Overview
- Malicious LiteLLM releases 1.82.7 and 1.82.8, published Tuesday, were quarantined by PyPI within about three hours and 1.82.6 is cited as the last clean version.
- Version 1.82.7 ran its payload when litellm.proxy was imported, while 1.82.8 planted a .pth file that Python runs at every interpreter start, which means code executed even if LiteLLM was never used.
- The payload swept SSH keys, cloud credentials for AWS, GCP and Azure, Kubernetes secrets, database configs, .env files and crypto wallets, then encrypted and sent the bundle (tpcp.tar.gz) to models.litellm.cloud and pulled follow‑on code from checkmarx.zone.

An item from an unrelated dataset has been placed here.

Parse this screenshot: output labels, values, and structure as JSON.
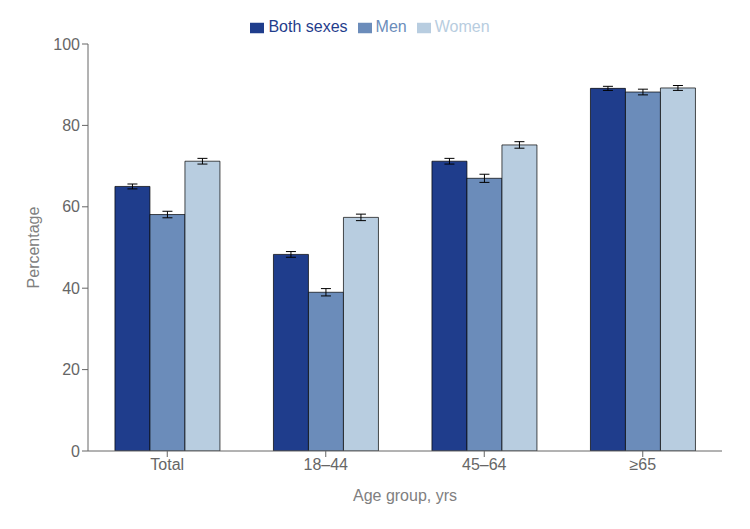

- Researchers link the breach to TeamPCP and to a Trivy CI/CD compromise that leaked a PyPI publish token, with overlapping indicators like the sysmon systemd backdoor, 50‑minute beaconing and reused command‑and‑control domains.
- LiteLLM maintainers deleted publish tokens, rotated credentials and brought in incident responders, while vendors urge users to remove affected versions, rotate all secrets, hunt for rogue Kubernetes pods and persistence, and adopt short‑lived OIDC Trusted Publishing with pinned builds.